I’m happy to announce publication of my book Founding Finance: How Debt, Speculation, Foreclosures, Protests and Crackdowns Made Us a Nation. It’s from University of Texas Press, in the “Discovering America” series edited by Mark Crispin Miller (pub. date: October 15, 2012).
The subjects of the book will not all be news to readers of this blog. Founding Finance ranges like a bull in a china shop through those critical years 1765-1795, turning up dire conflicts among 18th-century Americans over finance and economics. These are the conflicts that, while shockingly little-known, I think played directly into — no, they were — the decisive arc of the American founding, the stuff that really made us who we are.
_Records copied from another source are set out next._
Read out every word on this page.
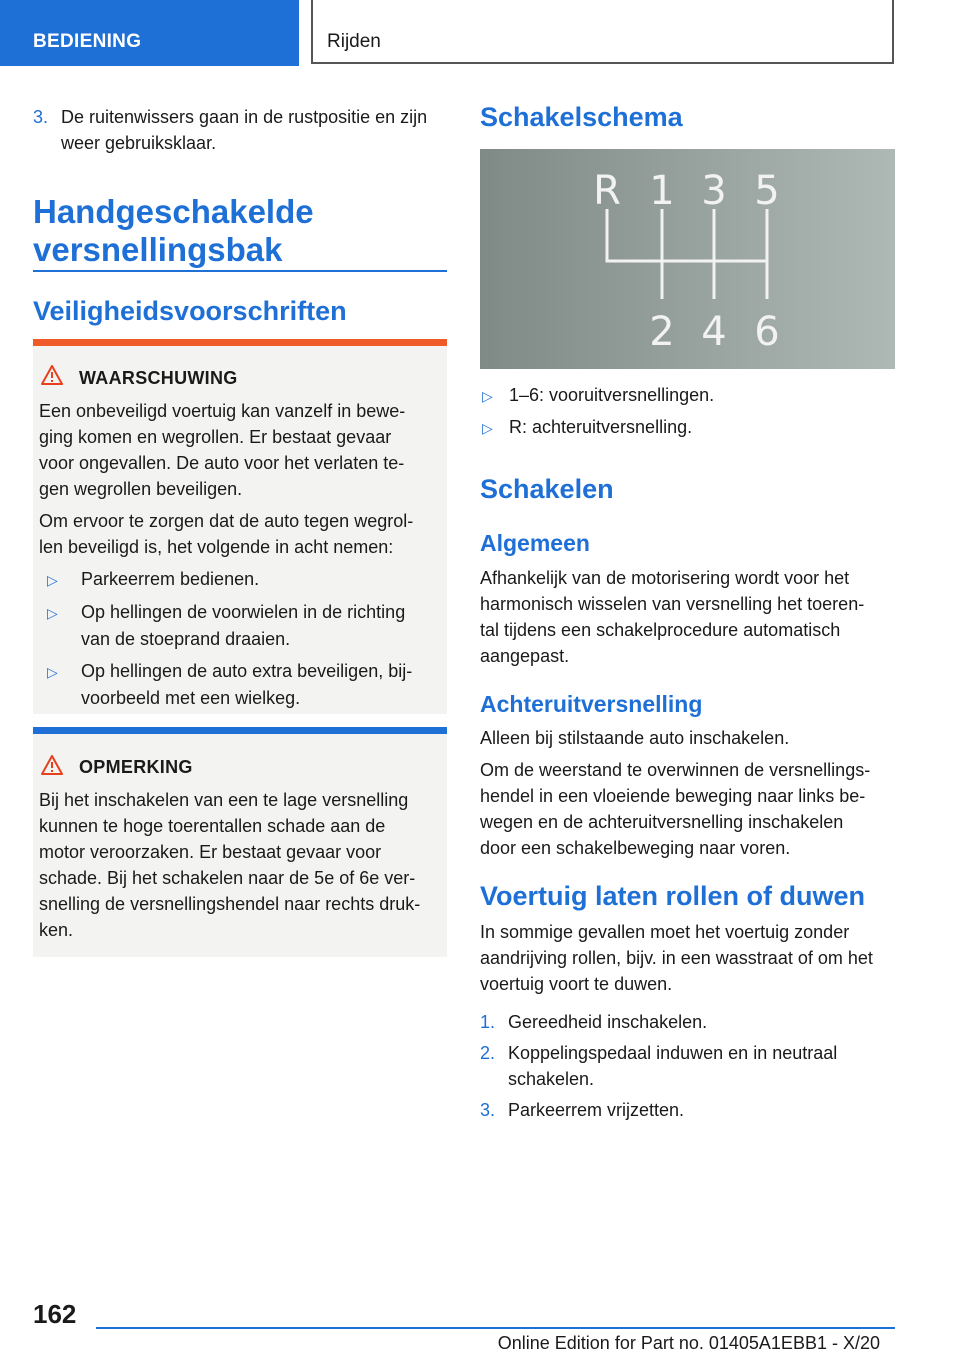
BEDIENING	Rijden

3. De ruitenwissers gaan in de rustpositie en zijn

weer gebruiksklaar.

Handgeschakelde
versnellingsbak
Veiligheidsvoorschriften
WAARSCHUWING

Een onbeveiligd voertuig kan vanzelf in bewe-

ging komen en wegrollen. Er bestaat gevaar

voor ongevallen. De auto voor het verlaten te-

gen wegrollen beveiligen.

Om ervoor te zorgen dat de auto tegen wegrol-

len beveiligd is, het volgende in acht nemen:

▷ Parkeerrem bedienen.

▷ Op hellingen de voorwielen in de richting

van de stoeprand draaien.

▷ Op hellingen de auto extra beveiligen, bij-

voorbeeld met een wielkeg.

OPMERKING

Bij het inschakelen van een te lage versnelling

kunnen te hoge toerentallen schade aan de

motor veroorzaken. Er bestaat gevaar voor

schade. Bij het schakelen naar de 5e of 6e ver-

snelling de versnellingshendel naar rechts druk-

ken.

Schakelschema
R 1 3 5
2 4 6

▷ 1–6: vooruitversnellingen.

▷ R: achteruitversnelling.

Schakelen
Algemeen

Afhankelijk van de motorisering wordt voor het

harmonisch wisselen van versnelling het toeren-

tal tijdens een schakelprocedure automatisch

aangepast.

Achteruitversnelling

Alleen bij stilstaande auto inschakelen.

Om de weerstand te overwinnen de versnellings-

hendel in een vloeiende beweging naar links be-

wegen en de achteruitversnelling inschakelen

door een schakelbeweging naar voren.

Voertuig laten rollen of duwen

In sommige gevallen moet het voertuig zonder

aandrijving rollen, bijv. in een wasstraat of om het

voertuig voort te duwen.

1. Gereedheid inschakelen.

2. Koppelingspedaal induwen en in neutraal

schakelen.

3. Parkeerrem vrijzetten.

162
Online Edition for Part no. 01405A1EBB1 - X/20
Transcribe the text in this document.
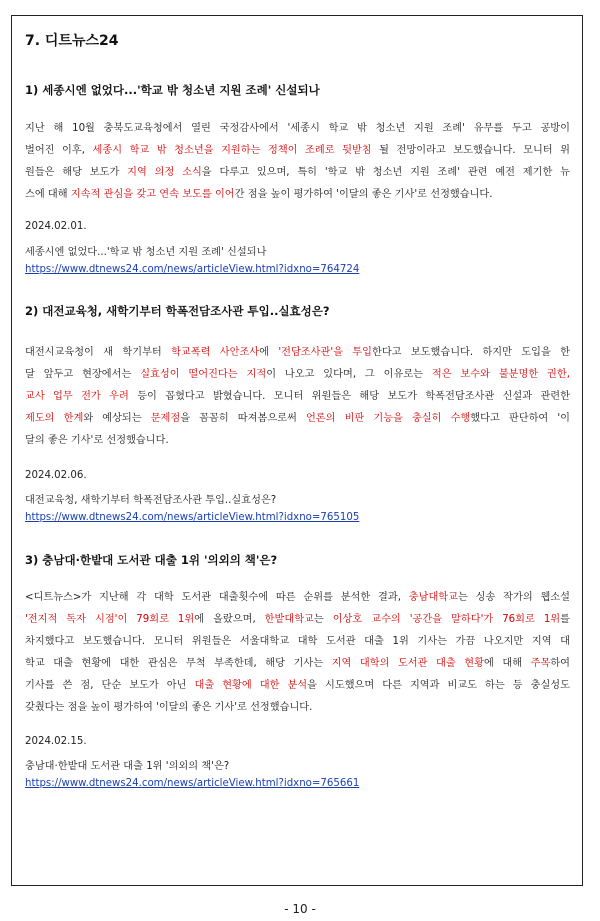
7. 디트뉴스24
1) 세종시엔 없었다...'학교 밖 청소년 지원 조례' 신설되나
지난 해 10월 충북도교육청에서 열린 국정감사에서 '세종시 학교 밖 청소년 지원 조례' 유무를 두고 공방이
벌어진 이후, 세종시 학교 밖 청소년을 지원하는 정책이 조례로 뒷받침 될 전망이라고 보도했습니다. 모니터 위
원들은 해당 보도가 지역 의정 소식을 다루고 있으며, 특히 '학교 밖 청소년 지원 조례' 관련 예전 제기한 뉴
스에 대해 지속적 관심을 갖고 연속 보도를 이어간 점을 높이 평가하여 '이달의 좋은 기사'로 선정했습니다.
2024.02.01.
세종시엔 없었다...'학교 밖 청소년 지원 조례' 신설되나
https://www.dtnews24.com/news/articleView.html?idxno=764724
2) 대전교육청, 새학기부터 학폭전담조사관 투입..실효성은?
대전시교육청이 새 학기부터 학교폭력 사안조사에 '전담조사관'을 투입한다고 보도했습니다. 하지만 도입을 한
달 앞두고 현장에서는 실효성이 떨어진다는 지적이 나오고 있다며, 그 이유로는 적은 보수와 불분명한 권한,
교사 업무 전가 우려 등이 꼽혔다고 밝혔습니다. 모니터 위원들은 해당 보도가 학폭전담조사관 신설과 관련한
제도의 한계와 예상되는 문제점을 꼼꼼히 따져봄으로써 언론의 비판 기능을 충실히 수행했다고 판단하여 '이
달의 좋은 기사'로 선정했습니다.
2024.02.06.
대전교육청, 새학기부터 학폭전담조사관 투입..실효성은?
https://www.dtnews24.com/news/articleView.html?idxno=765105
3) 충남대·한밭대 도서관 대출 1위 '의외의 책'은?
<디트뉴스>가 지난해 각 대학 도서관 대출횟수에 따른 순위를 분석한 결과, 충남대학교는 싱송 작가의 웹소설
'전지적 독자 시점'이 79회로 1위에 올랐으며, 한밭대학교는 이상호 교수의 '공간을 말하다'가 76회로 1위를
차지했다고 보도했습니다. 모니터 위원들은 서울대학교 대학 도서관 대출 1위 기사는 가끔 나오지만 지역 대
학교 대출 현황에 대한 관심은 무척 부족한데, 해당 기사는 지역 대학의 도서관 대출 현황에 대해 주목하여
기사를 쓴 점, 단순 보도가 아닌 대출 현황에 대한 분석을 시도했으며 다른 지역과 비교도 하는 등 충실성도
갖췄다는 점을 높이 평가하여 '이달의 좋은 기사'로 선정했습니다.
2024.02.15.
충남대·한밭대 도서관 대출 1위 '의외의 책'은?
https://www.dtnews24.com/news/articleView.html?idxno=765661
- 10 -
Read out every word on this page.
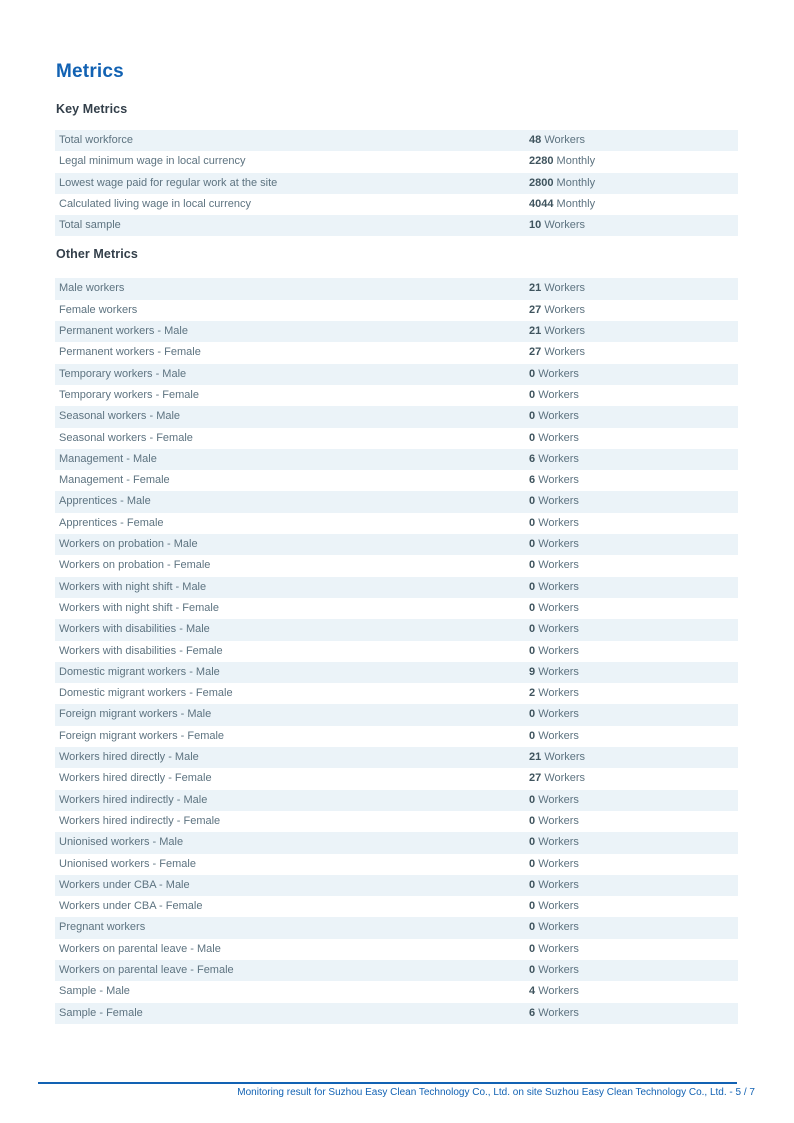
Metrics
Key Metrics
Total workforce	48 Workers
Legal minimum wage in local currency	2280 Monthly
Lowest wage paid for regular work at the site	2800 Monthly
Calculated living wage in local currency	4044 Monthly
Total sample	10 Workers
Other Metrics
Male workers	21 Workers
Female workers	27 Workers
Permanent workers - Male	21 Workers
Permanent workers - Female	27 Workers
Temporary workers - Male	0 Workers
Temporary workers - Female	0 Workers
Seasonal workers - Male	0 Workers
Seasonal workers - Female	0 Workers
Management - Male	6 Workers
Management - Female	6 Workers
Apprentices - Male	0 Workers
Apprentices - Female	0 Workers
Workers on probation - Male	0 Workers
Workers on probation - Female	0 Workers
Workers with night shift - Male	0 Workers
Workers with night shift - Female	0 Workers
Workers with disabilities - Male	0 Workers
Workers with disabilities - Female	0 Workers
Domestic migrant workers - Male	9 Workers
Domestic migrant workers - Female	2 Workers
Foreign migrant workers - Male	0 Workers
Foreign migrant workers - Female	0 Workers
Workers hired directly - Male	21 Workers
Workers hired directly - Female	27 Workers
Workers hired indirectly - Male	0 Workers
Workers hired indirectly - Female	0 Workers
Unionised workers - Male	0 Workers
Unionised workers - Female	0 Workers
Workers under CBA - Male	0 Workers
Workers under CBA - Female	0 Workers
Pregnant workers	0 Workers
Workers on parental leave - Male	0 Workers
Workers on parental leave - Female	0 Workers
Sample - Male	4 Workers
Sample - Female	6 Workers
Monitoring result for Suzhou Easy Clean Technology Co., Ltd. on site Suzhou Easy Clean Technology Co., Ltd. - 5 / 7
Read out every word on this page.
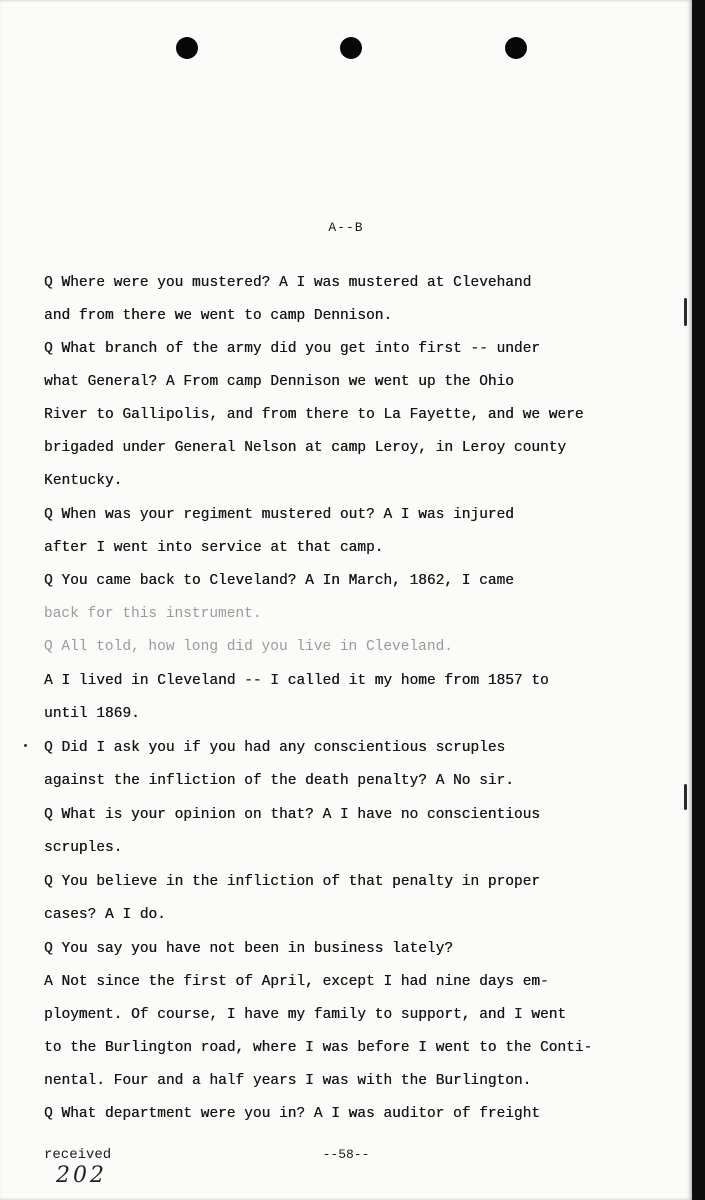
A--B
Q Where were you mustered? A I was mustered at Clevehand
and from there we went to camp Dennison.
Q What branch of the army did you get into first -- under
what General? A From camp Dennison we went up the Ohio
River to Gallipolis, and from there to La Fayette, and we were
brigaded under General Nelson at camp Leroy, in Leroy county
Kentucky.
Q When was your regiment mustered out? A I was injured
after I went into service at that camp.
Q You came back to Cleveland? A In March, 1862, I came
back for this instrument.
Q All told, how long did you live in Cleveland.
A I lived in Cleveland -- I called it my home from 1857 to
until 1869.
Q Did I ask you if you had any conscientious scruples
against the infliction of the death penalty? A No sir.
Q What is your opinion on that? A I have no conscientious
scruples.
Q You believe in the infliction of that penalty in proper
cases? A I do.
Q You say you have not been in business lately?
A Not since the first of April, except I had nine days em-
ployment. Of course, I have my family to support, and I went
to the Burlington road, where I was before I went to the Conti-
nental. Four and a half years I was with the Burlington.
Q What department were you in? A I was auditor of freight
received	--58--
202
Little-known founding episodes that may sound eerily resonant:
- predatory lending in a real-estate bubble about to pop
- feverish speculation by upscale investors in dubious debt instruments
- foreclosure crises sending ordinary families into poverty and dependence
- popular uprisings against government complicity in wealth concentration
- militarized crackdowns on democratic approaches to finance
- and — of course! — much, much more
This is not, in other words, another book about founding conflicts between Americans and England. We won that war. This is about the founding war between some Americans and other Americans, a war over money, debt, and government’s role in public and private finance. A war we refuse to believe formed us, a war we’ve never stopped fighting.
I offer these wild tales, featuring oddball characters both famous and obscure, in hopes of articulating an entertaining election-year dissent from Tea Party and “constitutional conservative” claims on the American founding — and from a lot of liberal preconceptions too.